Agriculture : l'abattis, un socle commun aux divers peuples de la Guyane

À Camopi, le Parc Amazonien de Guyane a organisé aujourd'hui la 3e édition de la Journée de l’abattis. Une pratique agricole essentielle pour la sécurité alimentaire des communes isolées du territoire. Elle génère aussi des revenus d'appoint et contribue à la transmission des savoirs traditionnels.

Igname, patate douce, manioc, ou dachine. Des légumes péyi souvent cultivés sur un abattis, la version guyanaise du traditionnel potager. Un savoir-faire souvent transmis par les femmes et qui assure la sécurité alimentaire de nombreuses familles, en particulier dans les communes isolées de l’intérieur, des vallées des fleuves Maroni et Oyapock éloignées des centres-villes et des commerces.

" J'ai commencé à cultiver sur un abattis avec ma maman. Depuis 5 ans, je fais mon propre abattis car dés que l'on a une famille, il faut faire son propre abattis. C'est la coutume. On prend ainsi le relais de nos aïeuls. " 

Maria MONTERA, salariée du chantier d'insertion KA'AGRICULTURE à Camopi


L'abattis est encore aujourd'hui la forme d’agriculture la plus pratiquée en Guyane : elle représente 3 exploitations agricoles sur 4 (c’est-à-dire 4 700 exploitations sur plus de 6 300 au total en 2014), mais seulement 15 000 ha environ sur une surface agricole utile totale de près de 34 000 ha selon les chiffres de 2019 de la Direction de l’environnement, de l’agriculture, de l’alimentation et de la forêt (DEAAF) de Guyane.

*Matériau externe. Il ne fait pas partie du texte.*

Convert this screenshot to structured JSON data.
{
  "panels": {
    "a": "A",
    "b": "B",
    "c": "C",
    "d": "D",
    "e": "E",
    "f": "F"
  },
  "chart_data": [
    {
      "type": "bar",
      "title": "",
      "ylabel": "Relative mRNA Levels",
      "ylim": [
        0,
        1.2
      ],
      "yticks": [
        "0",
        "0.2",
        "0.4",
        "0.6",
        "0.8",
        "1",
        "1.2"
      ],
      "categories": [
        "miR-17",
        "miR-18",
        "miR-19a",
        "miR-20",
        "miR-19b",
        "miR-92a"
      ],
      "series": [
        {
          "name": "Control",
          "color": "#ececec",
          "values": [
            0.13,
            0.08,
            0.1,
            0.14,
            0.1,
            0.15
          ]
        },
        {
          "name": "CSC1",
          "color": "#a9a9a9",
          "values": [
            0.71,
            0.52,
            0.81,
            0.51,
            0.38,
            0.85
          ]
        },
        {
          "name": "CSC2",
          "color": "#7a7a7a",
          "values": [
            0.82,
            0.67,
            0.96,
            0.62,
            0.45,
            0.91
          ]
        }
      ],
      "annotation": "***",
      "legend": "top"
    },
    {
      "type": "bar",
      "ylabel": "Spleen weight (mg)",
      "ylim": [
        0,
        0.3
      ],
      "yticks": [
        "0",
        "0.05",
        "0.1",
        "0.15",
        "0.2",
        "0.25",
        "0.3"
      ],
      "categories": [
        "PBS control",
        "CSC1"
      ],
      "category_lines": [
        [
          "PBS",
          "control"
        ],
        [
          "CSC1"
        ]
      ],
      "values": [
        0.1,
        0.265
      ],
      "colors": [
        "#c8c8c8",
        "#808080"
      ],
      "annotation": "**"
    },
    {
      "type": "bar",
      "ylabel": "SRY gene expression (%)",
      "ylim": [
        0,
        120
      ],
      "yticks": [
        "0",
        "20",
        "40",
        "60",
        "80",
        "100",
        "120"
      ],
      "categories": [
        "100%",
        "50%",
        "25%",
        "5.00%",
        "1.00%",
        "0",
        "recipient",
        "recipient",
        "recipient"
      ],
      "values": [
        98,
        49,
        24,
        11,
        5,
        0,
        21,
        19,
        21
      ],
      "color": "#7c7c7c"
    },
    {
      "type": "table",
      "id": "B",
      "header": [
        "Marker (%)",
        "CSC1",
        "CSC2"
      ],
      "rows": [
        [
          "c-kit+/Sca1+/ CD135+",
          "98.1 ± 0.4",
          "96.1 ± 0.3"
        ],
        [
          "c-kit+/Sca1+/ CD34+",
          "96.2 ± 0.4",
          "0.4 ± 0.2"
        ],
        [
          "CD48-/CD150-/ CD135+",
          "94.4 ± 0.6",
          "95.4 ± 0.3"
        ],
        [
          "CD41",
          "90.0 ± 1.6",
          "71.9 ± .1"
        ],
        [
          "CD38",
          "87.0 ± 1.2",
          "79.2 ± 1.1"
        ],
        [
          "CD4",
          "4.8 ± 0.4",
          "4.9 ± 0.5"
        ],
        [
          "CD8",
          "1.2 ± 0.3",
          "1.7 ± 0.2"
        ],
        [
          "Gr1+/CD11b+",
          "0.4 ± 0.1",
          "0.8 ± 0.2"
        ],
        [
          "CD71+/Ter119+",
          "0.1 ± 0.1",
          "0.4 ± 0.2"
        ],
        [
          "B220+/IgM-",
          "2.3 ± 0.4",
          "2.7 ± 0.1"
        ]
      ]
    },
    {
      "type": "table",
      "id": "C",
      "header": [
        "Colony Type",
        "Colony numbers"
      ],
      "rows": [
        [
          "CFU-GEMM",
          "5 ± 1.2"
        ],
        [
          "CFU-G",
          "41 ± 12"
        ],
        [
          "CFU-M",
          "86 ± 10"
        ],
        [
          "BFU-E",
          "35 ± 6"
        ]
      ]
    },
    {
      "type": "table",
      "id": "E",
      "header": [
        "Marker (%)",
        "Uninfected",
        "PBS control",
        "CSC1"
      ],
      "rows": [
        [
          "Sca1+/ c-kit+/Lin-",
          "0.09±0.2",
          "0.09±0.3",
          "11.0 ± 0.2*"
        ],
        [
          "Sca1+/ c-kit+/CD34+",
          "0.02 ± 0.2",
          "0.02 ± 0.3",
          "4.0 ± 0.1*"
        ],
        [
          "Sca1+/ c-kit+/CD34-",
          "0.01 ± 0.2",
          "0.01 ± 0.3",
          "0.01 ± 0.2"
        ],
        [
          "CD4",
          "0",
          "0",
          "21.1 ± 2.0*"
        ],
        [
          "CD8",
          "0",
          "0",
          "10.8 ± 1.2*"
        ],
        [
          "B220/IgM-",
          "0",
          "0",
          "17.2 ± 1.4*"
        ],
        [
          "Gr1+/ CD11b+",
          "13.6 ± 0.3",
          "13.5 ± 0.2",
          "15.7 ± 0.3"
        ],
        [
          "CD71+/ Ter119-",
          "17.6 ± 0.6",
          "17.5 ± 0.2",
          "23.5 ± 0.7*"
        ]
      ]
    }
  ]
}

A l'image du terrain de Maria Montera à Camopi, la taille moyenne d'un abattis est d'un hectare pour débuter. " Aprés, nous agrandissons l'abattis au fur et à mesure, pour avoir plus de choses à planter, en fonction des cultures que l'on veut faire", indique la jeune femme. Tout les deux ou trois jours, Maria se rend sur son terrain situé à proximité du village, souvent accompagnée par ses enfants et les autres membres de la famille venus pour l'aider.

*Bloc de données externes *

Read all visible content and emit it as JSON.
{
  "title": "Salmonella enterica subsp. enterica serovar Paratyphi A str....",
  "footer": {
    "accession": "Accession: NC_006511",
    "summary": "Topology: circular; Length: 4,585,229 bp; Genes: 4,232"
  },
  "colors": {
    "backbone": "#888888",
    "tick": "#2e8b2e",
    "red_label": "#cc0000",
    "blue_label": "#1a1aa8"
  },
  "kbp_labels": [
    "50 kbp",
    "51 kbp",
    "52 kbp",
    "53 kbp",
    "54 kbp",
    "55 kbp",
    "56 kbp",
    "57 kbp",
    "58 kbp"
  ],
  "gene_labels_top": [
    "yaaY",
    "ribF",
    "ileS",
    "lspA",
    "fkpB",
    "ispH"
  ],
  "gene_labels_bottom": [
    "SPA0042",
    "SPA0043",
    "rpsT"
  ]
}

Une répartition équitable des tâches entre les femmes et les hommes

Si les hommes assurent le défrichage, le brûlis et le cerclage, les femmes prennent le relais et assument ensuite la plantation, puis la récolte et parfois la transformation, par exemple pour le manioc en semoule de couac ou galettes. Elles sont ainsi les garantes de ce savoir transmis de façon empirique.

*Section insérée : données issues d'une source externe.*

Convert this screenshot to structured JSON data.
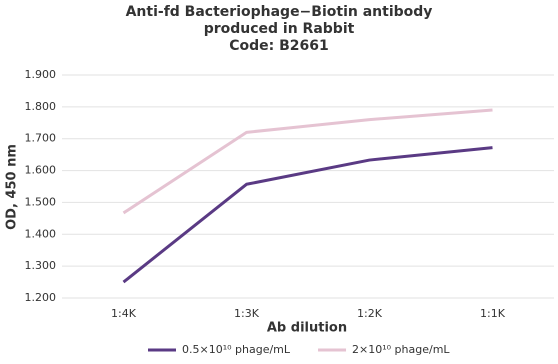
{
  "chart_data": {
    "type": "line",
    "title": [
      "Anti-fd Bacteriophage−Biotin antibody",
      "produced in Rabbit",
      "Code: B2661"
    ],
    "x_label": "Ab dilution",
    "y_label": "OD, 450 nm",
    "categories": [
      "1:4K",
      "1:3K",
      "1:2K",
      "1:1K"
    ],
    "series": [
      {
        "name": "0.5×10¹⁰ phage/mL",
        "color": "#5a3a84",
        "values": [
          1.25,
          1.557,
          1.633,
          1.672
        ]
      },
      {
        "name": "2×10¹⁰ phage/mL",
        "color": "#e5c3d2",
        "values": [
          1.467,
          1.72,
          1.76,
          1.79
        ]
      }
    ],
    "ylim": [
      1.2,
      1.9
    ],
    "yticks": [
      {
        "value": 1.2,
        "label": "1.200"
      },
      {
        "value": 1.3,
        "label": "1.300"
      },
      {
        "value": 1.4,
        "label": "1.400"
      },
      {
        "value": 1.5,
        "label": "1.500"
      },
      {
        "value": 1.6,
        "label": "1.600"
      },
      {
        "value": 1.7,
        "label": "1.700"
      },
      {
        "value": 1.8,
        "label": "1.800"
      },
      {
        "value": 1.9,
        "label": "1.900"
      }
    ],
    "grid": true
  }
}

" Aprés le brûlis, on attend deux semaines que la terre refroidisse et après on plante en commençant par les ignames. Cela pousse bien après le brûlis. " 

Maria MONTERA, salariée du chantier d'insertion KA'AGRICULTURE à Camopi


Adaptée au climat tropical, la pratique de l'abattis repose sur l’association d’espèces végétales différentes, la limitation des pesticides et une jachère longue.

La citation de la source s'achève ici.